Face à la concurrence d’Internet, les célèbres sex-shops de Pigalle souffrent. Si certains baissent les bras, d’autres innovent pour survivre.
« Nous, on n’est plus à la mode », se désole Mourad. Dans son magasin de Pigalle, à l’entrée masquée par deux lourds rideaux en velours pourpre, aucun client n’examine les rayons. Il est 23 heures, mais quelques années plus tôt, les visiteurs nocturnes se pressaient dans ces boutiques du boulevard de Clichy, au nord de Paris. Le vendeur a les yeux rivés sur un match de foot diffusé sur un écran qui surplombe les accessoires érotiques. « C’est très calme, on ne vend plus comme avant », explique-t-il.
Dans ce magasin, qui permet aux clients de regarder des films pornographiques dans des cabines individuelles, le temps semble s’être arrêté. Le responsable : Internet et ses prix toujours plus attractifs. On y trouve de tout, à portée de clic, depuis son salon. Selon une enquête Ifop menée en 2017, près de deux tiers des Français achètent maintenant leurs sex-toys en ligne, au détriment des sex-shops. « Sur Internet, il y a toujours de nouveaux produits qui sortent, dans de nouvelles matières, ça change tout le temps. On ne peut plus faire face à la concurrence. » Mourad n’est pas le seul. À Pigalle, en quinze ans, plus de la moitié des sex-shops ont fermé boutique.
Face à ce constat, certains magasins font de la résistance, et veulent changer l’image des sex-shops de Pigalle. Loin des boutiques sombres, à l’hygiène douteuse, certaines enseignes misent sur le chic et la qualité. Enzo est vendeur un peu plus haut, boulevard de Clichy. Entre deux sex-shops aux néons fatigués, sa petite boutique très éclairée, aux murs blancs, se détache dans la nuit. À l’intérieur, les différentes teintes de rose attirent l’oeil. Un tapis rouge accueille les curieux. Les accessoires et jouets érotiques sont alignés pour séduire une clientèle bien particulière. « Ici, on a un côté très axé femmes, avec de beaux rayons, de jolies boîtes. On va attirer un public qui n’a pas forcément une super image des vieux sex-shops un peu old school », explique Enzo en jouant avec ses bagues.
Séduire un public frileux
Le jour, les quelques touristes étrangers de passage assurent un minimum de ventes. La nuit, place à un nouveau public, plus timide dans ses achats. Alors, pour survivre, les sex-shops mettent l’accent sur le conseil. « Bien sûr qu’on ressent la concurrence d’Internet », répond Enzo. « Mais ici, on compte plutôt sur des clients qui débutent, qui ont besoin de recommandations. Et puis si tu as un problème avec ton sex-toy, tu peux revenir sur place. Ici, c’est le contact client/vendeur qui sauve un peu la chose ! »

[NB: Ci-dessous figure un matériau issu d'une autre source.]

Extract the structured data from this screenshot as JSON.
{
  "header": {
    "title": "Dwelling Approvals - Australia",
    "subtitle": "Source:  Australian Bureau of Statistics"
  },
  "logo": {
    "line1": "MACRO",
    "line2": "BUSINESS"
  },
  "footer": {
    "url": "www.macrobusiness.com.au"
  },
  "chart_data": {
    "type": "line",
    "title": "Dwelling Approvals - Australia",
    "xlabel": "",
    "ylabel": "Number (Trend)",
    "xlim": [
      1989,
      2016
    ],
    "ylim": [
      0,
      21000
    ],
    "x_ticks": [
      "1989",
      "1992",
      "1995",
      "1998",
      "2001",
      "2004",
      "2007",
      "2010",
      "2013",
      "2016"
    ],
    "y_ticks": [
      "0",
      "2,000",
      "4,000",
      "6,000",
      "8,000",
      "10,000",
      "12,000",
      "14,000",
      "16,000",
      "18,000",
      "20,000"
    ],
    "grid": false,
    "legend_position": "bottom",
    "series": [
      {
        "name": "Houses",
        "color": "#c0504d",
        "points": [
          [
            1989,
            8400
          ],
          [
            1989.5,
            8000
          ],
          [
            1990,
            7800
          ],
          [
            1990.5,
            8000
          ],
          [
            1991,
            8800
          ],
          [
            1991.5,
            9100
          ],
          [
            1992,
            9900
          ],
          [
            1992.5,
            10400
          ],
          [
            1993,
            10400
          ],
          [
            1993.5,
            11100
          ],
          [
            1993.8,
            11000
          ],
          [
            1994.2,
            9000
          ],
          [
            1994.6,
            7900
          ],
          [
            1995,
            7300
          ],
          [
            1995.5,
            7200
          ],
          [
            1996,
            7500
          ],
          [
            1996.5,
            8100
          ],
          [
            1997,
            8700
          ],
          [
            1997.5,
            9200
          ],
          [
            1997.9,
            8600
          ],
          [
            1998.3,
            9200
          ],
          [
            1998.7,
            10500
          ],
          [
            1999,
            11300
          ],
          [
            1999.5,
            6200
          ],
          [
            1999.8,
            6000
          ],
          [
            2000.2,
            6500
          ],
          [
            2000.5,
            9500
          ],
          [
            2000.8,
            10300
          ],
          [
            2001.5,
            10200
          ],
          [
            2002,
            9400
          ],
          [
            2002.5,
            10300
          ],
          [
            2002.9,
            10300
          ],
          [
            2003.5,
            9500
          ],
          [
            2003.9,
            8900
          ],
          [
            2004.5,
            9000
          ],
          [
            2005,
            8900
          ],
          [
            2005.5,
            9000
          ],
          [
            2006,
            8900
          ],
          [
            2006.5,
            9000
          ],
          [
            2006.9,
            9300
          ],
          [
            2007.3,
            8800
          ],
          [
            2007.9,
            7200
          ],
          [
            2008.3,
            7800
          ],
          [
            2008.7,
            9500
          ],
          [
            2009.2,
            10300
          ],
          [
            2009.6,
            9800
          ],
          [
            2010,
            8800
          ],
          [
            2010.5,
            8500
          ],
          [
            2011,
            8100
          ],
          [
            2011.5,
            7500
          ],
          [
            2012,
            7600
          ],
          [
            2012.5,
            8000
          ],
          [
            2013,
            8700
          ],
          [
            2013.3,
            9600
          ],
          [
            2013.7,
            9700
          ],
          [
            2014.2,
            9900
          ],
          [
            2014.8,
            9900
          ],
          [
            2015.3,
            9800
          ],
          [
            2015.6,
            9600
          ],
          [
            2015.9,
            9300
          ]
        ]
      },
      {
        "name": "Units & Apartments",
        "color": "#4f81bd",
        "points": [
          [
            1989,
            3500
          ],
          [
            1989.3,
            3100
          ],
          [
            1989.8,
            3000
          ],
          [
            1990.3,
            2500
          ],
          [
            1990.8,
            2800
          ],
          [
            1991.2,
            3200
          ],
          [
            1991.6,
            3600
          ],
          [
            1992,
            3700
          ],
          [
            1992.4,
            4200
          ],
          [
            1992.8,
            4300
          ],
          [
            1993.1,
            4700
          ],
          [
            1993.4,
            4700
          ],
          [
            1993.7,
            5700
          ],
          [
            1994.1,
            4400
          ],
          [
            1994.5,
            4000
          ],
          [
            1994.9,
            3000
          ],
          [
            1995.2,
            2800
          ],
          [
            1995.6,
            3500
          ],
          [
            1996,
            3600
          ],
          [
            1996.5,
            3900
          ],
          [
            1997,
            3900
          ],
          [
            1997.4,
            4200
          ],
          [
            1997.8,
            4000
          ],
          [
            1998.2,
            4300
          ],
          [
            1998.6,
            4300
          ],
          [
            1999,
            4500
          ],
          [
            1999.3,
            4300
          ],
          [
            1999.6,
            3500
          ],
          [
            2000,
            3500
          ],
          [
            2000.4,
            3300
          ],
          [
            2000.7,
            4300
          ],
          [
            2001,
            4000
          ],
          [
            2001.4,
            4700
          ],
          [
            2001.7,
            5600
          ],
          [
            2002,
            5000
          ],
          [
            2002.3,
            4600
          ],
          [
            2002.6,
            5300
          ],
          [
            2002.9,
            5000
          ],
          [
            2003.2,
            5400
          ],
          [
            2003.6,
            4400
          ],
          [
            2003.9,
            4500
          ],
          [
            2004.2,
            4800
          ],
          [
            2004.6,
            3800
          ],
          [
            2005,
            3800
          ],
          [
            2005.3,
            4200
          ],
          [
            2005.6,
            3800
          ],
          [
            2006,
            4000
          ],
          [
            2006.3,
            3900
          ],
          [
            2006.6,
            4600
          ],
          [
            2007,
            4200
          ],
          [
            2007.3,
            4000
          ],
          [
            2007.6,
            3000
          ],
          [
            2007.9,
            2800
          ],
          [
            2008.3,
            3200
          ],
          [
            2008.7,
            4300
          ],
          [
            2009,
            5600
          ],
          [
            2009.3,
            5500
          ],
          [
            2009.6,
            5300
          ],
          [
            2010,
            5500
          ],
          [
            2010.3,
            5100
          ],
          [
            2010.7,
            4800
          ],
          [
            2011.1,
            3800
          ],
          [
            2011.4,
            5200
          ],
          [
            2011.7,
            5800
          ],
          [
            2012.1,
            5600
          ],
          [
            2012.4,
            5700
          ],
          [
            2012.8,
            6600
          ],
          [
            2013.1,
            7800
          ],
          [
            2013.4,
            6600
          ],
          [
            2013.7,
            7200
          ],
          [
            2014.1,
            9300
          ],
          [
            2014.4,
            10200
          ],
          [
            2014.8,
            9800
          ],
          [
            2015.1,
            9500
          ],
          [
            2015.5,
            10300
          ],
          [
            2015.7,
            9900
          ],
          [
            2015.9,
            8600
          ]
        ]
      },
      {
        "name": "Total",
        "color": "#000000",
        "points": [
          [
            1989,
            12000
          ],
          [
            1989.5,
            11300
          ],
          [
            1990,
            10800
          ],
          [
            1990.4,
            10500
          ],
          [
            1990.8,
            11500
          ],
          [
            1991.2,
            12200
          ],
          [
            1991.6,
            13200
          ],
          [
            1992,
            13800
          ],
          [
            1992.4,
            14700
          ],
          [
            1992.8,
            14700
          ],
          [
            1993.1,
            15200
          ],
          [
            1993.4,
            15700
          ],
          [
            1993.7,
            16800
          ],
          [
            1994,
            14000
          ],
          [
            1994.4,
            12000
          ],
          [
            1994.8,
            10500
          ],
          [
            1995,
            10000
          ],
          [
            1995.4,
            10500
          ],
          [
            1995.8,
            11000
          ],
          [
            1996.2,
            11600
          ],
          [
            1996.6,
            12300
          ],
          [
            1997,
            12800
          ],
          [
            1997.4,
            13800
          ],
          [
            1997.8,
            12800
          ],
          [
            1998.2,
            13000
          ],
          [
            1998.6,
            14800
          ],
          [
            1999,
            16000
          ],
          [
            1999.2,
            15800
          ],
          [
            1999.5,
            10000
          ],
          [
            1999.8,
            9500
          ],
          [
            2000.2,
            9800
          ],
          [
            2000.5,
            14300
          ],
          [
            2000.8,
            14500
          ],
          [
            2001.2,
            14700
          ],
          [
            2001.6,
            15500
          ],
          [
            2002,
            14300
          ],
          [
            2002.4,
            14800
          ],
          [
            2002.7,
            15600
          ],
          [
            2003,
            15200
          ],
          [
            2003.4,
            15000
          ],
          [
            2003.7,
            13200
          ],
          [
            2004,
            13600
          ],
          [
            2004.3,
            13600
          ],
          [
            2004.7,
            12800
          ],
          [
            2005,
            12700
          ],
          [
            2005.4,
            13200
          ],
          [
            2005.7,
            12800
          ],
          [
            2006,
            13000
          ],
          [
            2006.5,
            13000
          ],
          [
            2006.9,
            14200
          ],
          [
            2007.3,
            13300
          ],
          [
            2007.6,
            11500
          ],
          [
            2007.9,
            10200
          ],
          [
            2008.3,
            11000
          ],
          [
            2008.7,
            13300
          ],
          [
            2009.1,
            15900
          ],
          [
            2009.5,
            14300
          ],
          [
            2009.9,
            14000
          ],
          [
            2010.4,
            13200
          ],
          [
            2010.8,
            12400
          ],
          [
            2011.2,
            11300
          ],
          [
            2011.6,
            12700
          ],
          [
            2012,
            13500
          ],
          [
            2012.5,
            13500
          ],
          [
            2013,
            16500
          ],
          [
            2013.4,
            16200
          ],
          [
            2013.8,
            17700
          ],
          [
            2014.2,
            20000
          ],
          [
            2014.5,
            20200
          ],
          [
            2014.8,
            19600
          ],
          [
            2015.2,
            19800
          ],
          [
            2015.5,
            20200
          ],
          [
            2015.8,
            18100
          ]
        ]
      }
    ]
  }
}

Même ambiance décontractée chez Guy. À l’entrée de la boutique, de la lingerie et des déguisements sexy. Plus loin, des menottes, des cravaches, des jeux de société érotiques. Et enfin, un mur de sex-toys. Guy travaille ici depuis deux ans. « Les produits sont déballés, on peut les manipuler, les activer. C’est très important pour quelque chose qui touche au corps et à l’intimité d’une personne. Sur Internet, il n’y a qu’une photo. Je compare souvent ça au hamburger McDonald’s. Il n’a jamais la même tête dans la boîte que sur la photo ! », raconte-t-il en souriant.
Face à l’évolution des pratiques et aux nouveautés proposées en permanence sur le web dans le secteur du sexe, le patron de Guy projette de passer à la vitesse supérieure. « On travaille actuellement sur un site Internet pour vendre nos produits. Il faut savoir s’adapter si on veut continuer ! » Stratégie digitale, community management et même création d’une application, aucune facette n’est négligée pour pouvoir répondre à la demande et atténuer la concurrence de sites comme Amazon ou Ebay. « L’important, c’est que même sur Internet, on arrive à réintégrer le conseil client. Parce que c’est ça qui nous différencie des autres », conclut Guy.